You know how you get to use a get-out-of-jail-free card in a game of Monopoly? Many cheaters seem to think this option exists when confronting their sin against you. It’s this tired old fallacy:
“I made a mistake. I’m only human.”
As if cheating is some inevitable by-product of being alive. As if we’re all just ticking time bombs, helpless against our urges. Spoiler:

It’s a framing that seeks to alleviate the burden of remorse that a cheater should face. It’s a lot easier for them to live it down when they think of cheating as an inevitable act of misplaced passion instead of a selfish betrayal for their own pleasure.
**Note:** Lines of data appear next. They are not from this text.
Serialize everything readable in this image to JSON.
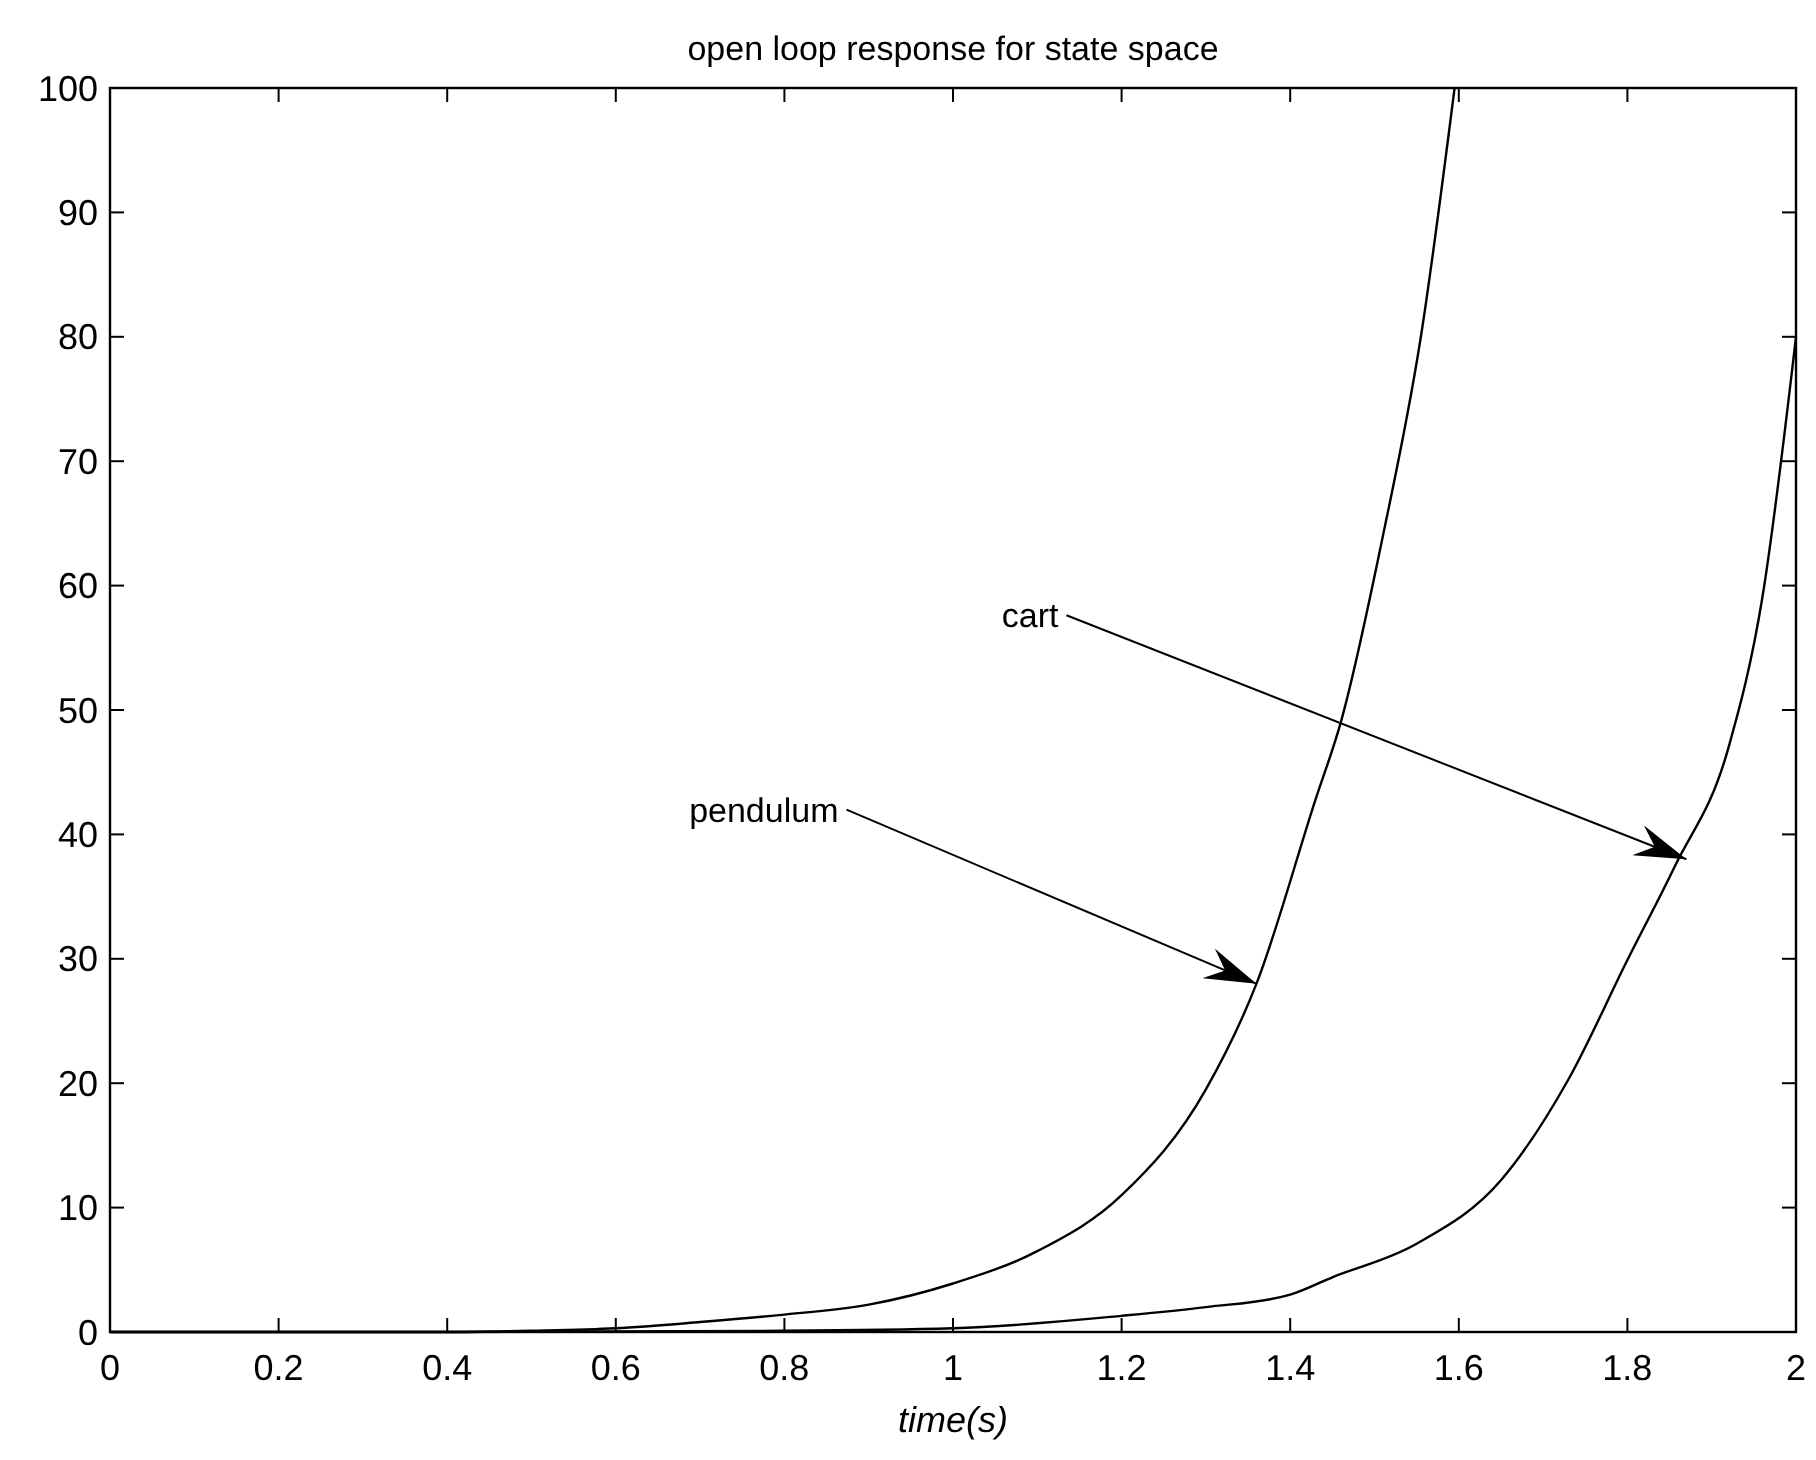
{
  "chart_data": {
    "type": "line",
    "title": "open loop response for state space",
    "xlabel": "time(s)",
    "xlim": [
      0,
      2
    ],
    "xticks": [
      0,
      0.2,
      0.4,
      0.6,
      0.8,
      1,
      1.2,
      1.4,
      1.6,
      1.8,
      2
    ],
    "ylim": [
      0,
      100
    ],
    "yticks": [
      0,
      10,
      20,
      30,
      40,
      50,
      60,
      70,
      80,
      90,
      100
    ],
    "grid": false,
    "marker": "none",
    "line_style": "solid",
    "series": [
      {
        "color": "#000000",
        "x": [
          0,
          0.2,
          0.4,
          0.5,
          0.6,
          0.7,
          0.8,
          0.9,
          1.0,
          1.1,
          1.2,
          1.3,
          1.36,
          1.43,
          1.46,
          1.51,
          1.555,
          1.595
        ],
        "values": [
          0,
          0,
          0,
          0.1,
          0.3,
          0.8,
          1.4,
          2.2,
          3.9,
          6.5,
          11,
          19.5,
          28,
          42.8,
          49,
          64,
          80,
          100
        ]
      },
      {
        "color": "#000000",
        "x": [
          0,
          0.4,
          0.8,
          1.0,
          1.2,
          1.3,
          1.4,
          1.45,
          1.55,
          1.65,
          1.73,
          1.8,
          1.856,
          1.92,
          1.96,
          2.0
        ],
        "values": [
          0,
          0,
          0.1,
          0.3,
          1.3,
          2,
          3,
          4.4,
          7.1,
          12.2,
          20.3,
          29.9,
          37.4,
          47,
          59,
          80
        ]
      }
    ],
    "annotations": [
      {
        "text": "pendulum",
        "x": 1.36,
        "y": 28
      },
      {
        "text": "cart",
        "x": 1.87,
        "y": 38
      }
    ]
  }
}
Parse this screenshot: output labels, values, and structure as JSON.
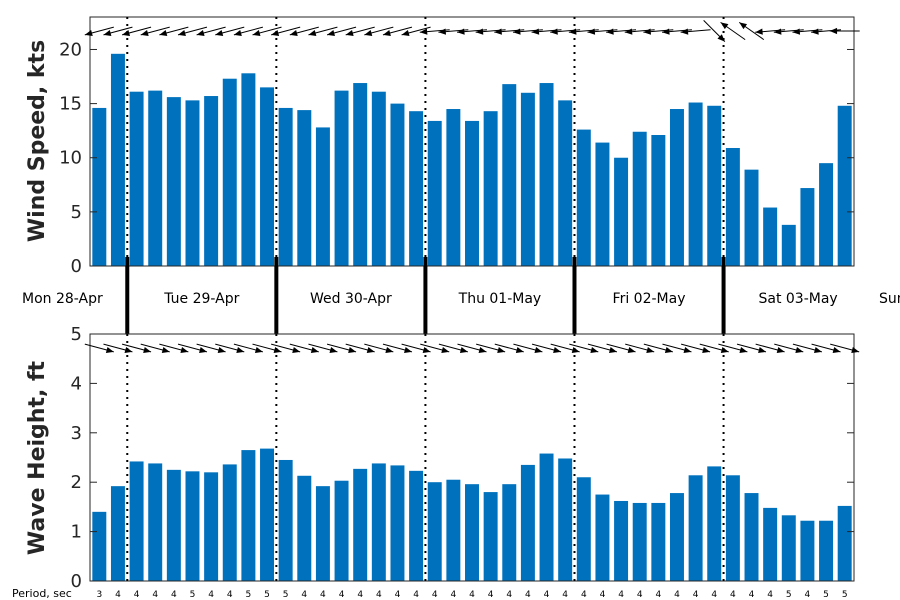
{
  "chart_data": [
    {
      "type": "bar",
      "ylabel": "Wind Speed, kts",
      "ylim": [
        0,
        23
      ],
      "yticks": [
        0,
        5,
        10,
        15,
        20
      ],
      "color": "#0072BD",
      "values": [
        14.6,
        19.6,
        16.1,
        16.2,
        15.6,
        15.3,
        15.7,
        17.3,
        17.8,
        16.5,
        14.6,
        14.4,
        12.8,
        16.2,
        16.9,
        16.1,
        15.0,
        14.3,
        13.4,
        14.5,
        13.4,
        14.3,
        16.8,
        16.0,
        16.9,
        15.3,
        12.6,
        11.4,
        10.0,
        12.4,
        12.1,
        14.5,
        15.1,
        14.8,
        10.9,
        8.9,
        5.4,
        3.8,
        7.2,
        9.5,
        14.8
      ],
      "direction_arrows_deg_from_east": [
        195,
        195,
        195,
        195,
        195,
        195,
        195,
        195,
        195,
        195,
        195,
        195,
        195,
        195,
        195,
        195,
        195,
        195,
        185,
        185,
        185,
        185,
        185,
        185,
        185,
        185,
        185,
        185,
        185,
        185,
        185,
        185,
        185,
        315,
        145,
        145,
        185,
        185,
        185,
        185,
        180
      ]
    },
    {
      "type": "bar",
      "ylabel": "Wave Height, ft",
      "ylim": [
        0,
        5
      ],
      "yticks": [
        0,
        1,
        2,
        3,
        4,
        5
      ],
      "color": "#0072BD",
      "values": [
        1.4,
        1.92,
        2.42,
        2.38,
        2.25,
        2.22,
        2.2,
        2.36,
        2.65,
        2.68,
        2.45,
        2.13,
        1.92,
        2.03,
        2.27,
        2.38,
        2.34,
        2.23,
        2.0,
        2.05,
        1.96,
        1.8,
        1.96,
        2.35,
        2.58,
        2.48,
        2.1,
        1.75,
        1.62,
        1.58,
        1.58,
        1.78,
        2.14,
        2.32,
        2.14,
        1.78,
        1.48,
        1.33,
        1.22,
        1.22,
        1.52
      ],
      "direction_arrows_deg_from_east": [
        -15,
        -15,
        -15,
        -15,
        -15,
        -15,
        -15,
        -15,
        -15,
        -15,
        -15,
        -15,
        -15,
        -15,
        -15,
        -15,
        -15,
        -15,
        -15,
        -15,
        -15,
        -15,
        -15,
        -15,
        -15,
        -15,
        -15,
        -15,
        -15,
        -15,
        -15,
        -15,
        -15,
        -15,
        -15,
        -15,
        -15,
        -15,
        -15,
        -15,
        -15
      ]
    }
  ],
  "day_labels": [
    "Mon 28-Apr",
    "Tue 29-Apr",
    "Wed 30-Apr",
    "Thu 01-May",
    "Fri 02-May",
    "Sat 03-May",
    "Sun"
  ],
  "day_boundary_indices": [
    1.5,
    9.5,
    17.5,
    25.5,
    33.5
  ],
  "period_title": "Period, sec",
  "periods": [
    "3",
    "4",
    "4",
    "4",
    "4",
    "5",
    "4",
    "4",
    "5",
    "5",
    "5",
    "4",
    "4",
    "4",
    "4",
    "4",
    "4",
    "4",
    "4",
    "4",
    "4",
    "4",
    "4",
    "4",
    "4",
    "4",
    "4",
    "4",
    "4",
    "4",
    "4",
    "4",
    "4",
    "4",
    "4",
    "4",
    "4",
    "5",
    "4",
    "5",
    "5"
  ]
}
Most humans are above cheating
One key trait that separates us from mere animals is the capacity for restraint. We don’t eat every biscuit in the tin, we don’t punch every annoying colleague, we don’t spend every penny we earn. The ability to override a primitive impulse is how civilisation has developed. We learned to store food for the future, form stable communities and build trust, loyalty, institutions, families. We evolved because we could think beyond the now. Cheating isn’t a sign of our humanity. It’s a rejection of it. It’s primitive. It’s what you’d expect from a creature driven only by instinct and expediency. Not someone capable of reason, empathy or foresight.
Millions of people live their entire lives without cheating because they made a choice to respect themselves and their partner. Most people have the capacity to cheat. Just like they have the capacity to steal, to lie, to abuse, to kill.
If hurting and betraying are seen as inescapable characteristics of humans by someone, you probably want to avoid that person because they will always reach for that flawed line of reasoning to excuse their actions against you.
A trite excuse for a cowardly betrayal
Having the potential to do something awful doesn’t make it excusable. It just means you have the option. What defines your character is what you do with that option.
We don’t look at rapists or murderers and go, “Well, everyone’s a little tempted sometimes.” That would be unthinkable. Yet when it comes to cheating, some folks lean on this absolutely banal notion in order to attempt an excuse for their deliberate action.
Furthermore, there’s nothing deep about cheating. It’s just a self-serving choice dressed up with flimsy excuses. And frankly, it’s exhausting listening to people romanticise their own betrayal like they’re the protagonist in some tortured love story.
Infidelity defenders get poetic and pseudo-philosophical, talking about unmet needs and the ethics of polyamory. Yet, there are few situations where cheating is justified, as opposed to leaving due to incompatibility or coming to mutual agreement on an open relationship. In these alternatives, there is mutual consent and respect.
The making of excuses for cheating often lapses into victim-blaming, whether intentionally or not. To the victim, this isn’t some academic posturing or philosophical hand-wringing. It’s a trauma foisted upon them, with the accompanying physical and mental detriments. To be further gaslit into thinking that they are overreacting to such a severe treachery is an act of cruelty.
A protracted lie isn’t a mistake
I think it’s especially egregious for a cheater to maintain a lie over a long period of time, and then chalk that up to a mistake. To be sure, cheating does lie on a spectrum, though the victim of cheating always retains the autonomy in choosing how to respond to acts across the spectrum. While I personally drop any partner who has been unfaithful, others may have more forgiving stances and that’s okay. Some attribute cheating to a single moment of giving in to temptation, a split-second reaction that could be driven by System 1 thinking. I may disagree, but I can see that perspective.
However, it should be the norm that for cheating to be considered a mistake, the cheater should immediately inform the victim. That’s a demonstration of contrition and remorse kicking in, and keeps the possibility open that the cheater acted in a single, anomalous moment of folly. I have seen too many outrageous cases where the cheater hides the betrayal for many years, and then has the audacity to label the cheating as a mistake. You lose the cover of impulse if you have had days, weeks, months, or even years to come clean but continue to lie. Such deception is to me patently unforgivable and a sign of deep, fundamental character flaws. These cheaters are the ones that should be dropped pronto.
Cheating is definitely not a universal human characteristic, even if it may be an immutable trait in some individuals. If someone claims that betrayal and dishonesty are an inherent part of them, you should believe them, and then keep your distance.
Take care of yourself. You’re stronger than you know, and you will get through this.